I know you are passed out now but when you wake up in the morning your keys are in the freezer and your probly gunna want to apologize to your gf...
I have no memory of puking on someone. Was he cute?
Just pulled my keys, cell-phone and a pack of cigarettes out from between my cleavage. This one guy's face was priceless.
He just brought me a wine glass. Full of Tequila. Ignore any texts after this one.
We were both halfway out the window trying to give each other high fives over the roof while the dude was going 150.
Im drinking in homer but I guess Egan got arrestest on an "assault by water ballon" charge but tom actually threw the water balloon in question at the bartender.
She's trying to figure out what kind of dinosaur I am... Yay codeine.
Yea there's blood all over the porch but we wont have to buy alcohol for the rest of the week
Why are you surprised? I've only ever liked older guys since I was a 3 yr old crushing on her pediatrician.
I guess? According to Jeff his mom is wondering when the grand babies will arrive.
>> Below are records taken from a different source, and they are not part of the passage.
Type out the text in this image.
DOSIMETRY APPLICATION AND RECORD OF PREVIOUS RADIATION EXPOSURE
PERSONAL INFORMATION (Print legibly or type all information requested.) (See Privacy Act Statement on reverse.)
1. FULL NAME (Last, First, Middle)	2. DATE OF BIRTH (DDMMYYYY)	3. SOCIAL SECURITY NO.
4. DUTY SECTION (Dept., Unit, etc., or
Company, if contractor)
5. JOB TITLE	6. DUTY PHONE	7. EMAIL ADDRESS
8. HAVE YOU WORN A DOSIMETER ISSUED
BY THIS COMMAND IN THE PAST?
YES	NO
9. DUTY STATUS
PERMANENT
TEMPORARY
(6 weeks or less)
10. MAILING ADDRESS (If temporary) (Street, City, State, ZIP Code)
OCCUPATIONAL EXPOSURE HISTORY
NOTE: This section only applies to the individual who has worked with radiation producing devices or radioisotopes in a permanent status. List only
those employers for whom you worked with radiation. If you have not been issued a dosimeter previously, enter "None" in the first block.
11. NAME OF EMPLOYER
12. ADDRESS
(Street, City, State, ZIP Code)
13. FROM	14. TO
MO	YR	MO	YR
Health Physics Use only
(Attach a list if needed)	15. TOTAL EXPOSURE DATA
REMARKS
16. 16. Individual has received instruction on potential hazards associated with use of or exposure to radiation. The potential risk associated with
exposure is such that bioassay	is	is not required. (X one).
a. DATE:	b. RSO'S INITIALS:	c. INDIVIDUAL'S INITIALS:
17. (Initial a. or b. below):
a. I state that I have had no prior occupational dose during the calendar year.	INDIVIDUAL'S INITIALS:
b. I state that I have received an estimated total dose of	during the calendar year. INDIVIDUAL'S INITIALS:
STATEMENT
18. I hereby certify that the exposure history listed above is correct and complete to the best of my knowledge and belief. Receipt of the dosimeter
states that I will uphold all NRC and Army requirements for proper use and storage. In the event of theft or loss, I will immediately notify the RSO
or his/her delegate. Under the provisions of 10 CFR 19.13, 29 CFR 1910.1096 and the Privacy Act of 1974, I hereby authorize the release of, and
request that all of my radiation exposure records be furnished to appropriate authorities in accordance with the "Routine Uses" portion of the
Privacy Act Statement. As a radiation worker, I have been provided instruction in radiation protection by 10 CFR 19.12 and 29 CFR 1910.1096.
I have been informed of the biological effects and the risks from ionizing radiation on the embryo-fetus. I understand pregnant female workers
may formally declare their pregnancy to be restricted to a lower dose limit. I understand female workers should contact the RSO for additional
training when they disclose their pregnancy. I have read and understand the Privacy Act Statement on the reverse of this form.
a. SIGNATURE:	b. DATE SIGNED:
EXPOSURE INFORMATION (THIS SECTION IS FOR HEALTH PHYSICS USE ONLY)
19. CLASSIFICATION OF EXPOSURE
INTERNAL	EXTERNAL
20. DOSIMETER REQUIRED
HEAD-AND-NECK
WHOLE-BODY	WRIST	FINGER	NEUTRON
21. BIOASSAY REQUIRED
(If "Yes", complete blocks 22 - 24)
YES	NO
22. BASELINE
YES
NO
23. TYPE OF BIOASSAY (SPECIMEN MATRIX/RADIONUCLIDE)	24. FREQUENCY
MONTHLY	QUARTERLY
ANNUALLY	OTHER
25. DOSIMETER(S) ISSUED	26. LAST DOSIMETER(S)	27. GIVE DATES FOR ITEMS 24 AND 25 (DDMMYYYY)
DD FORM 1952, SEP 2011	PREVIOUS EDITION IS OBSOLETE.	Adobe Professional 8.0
So I don't think they like ME so much as my supposed functioning uterus
Nothing like a false "my-dad-found-my-weed" alarm on Christmas day.
I was so ripped I had a natty light box over my head carrying a spray bottle out in the streets trying to give car washes.
Things he's good at: oral sex and geometry. Things he's not good at: actual sex.
How the fuck did he think me asking about the possibility of a threesome was a rhetorical question?
Hard not to be concerned when you call me, tell me you've discovered the secret to flying, vomit, then hang up the phone. So yes, I'm coming to pick you up.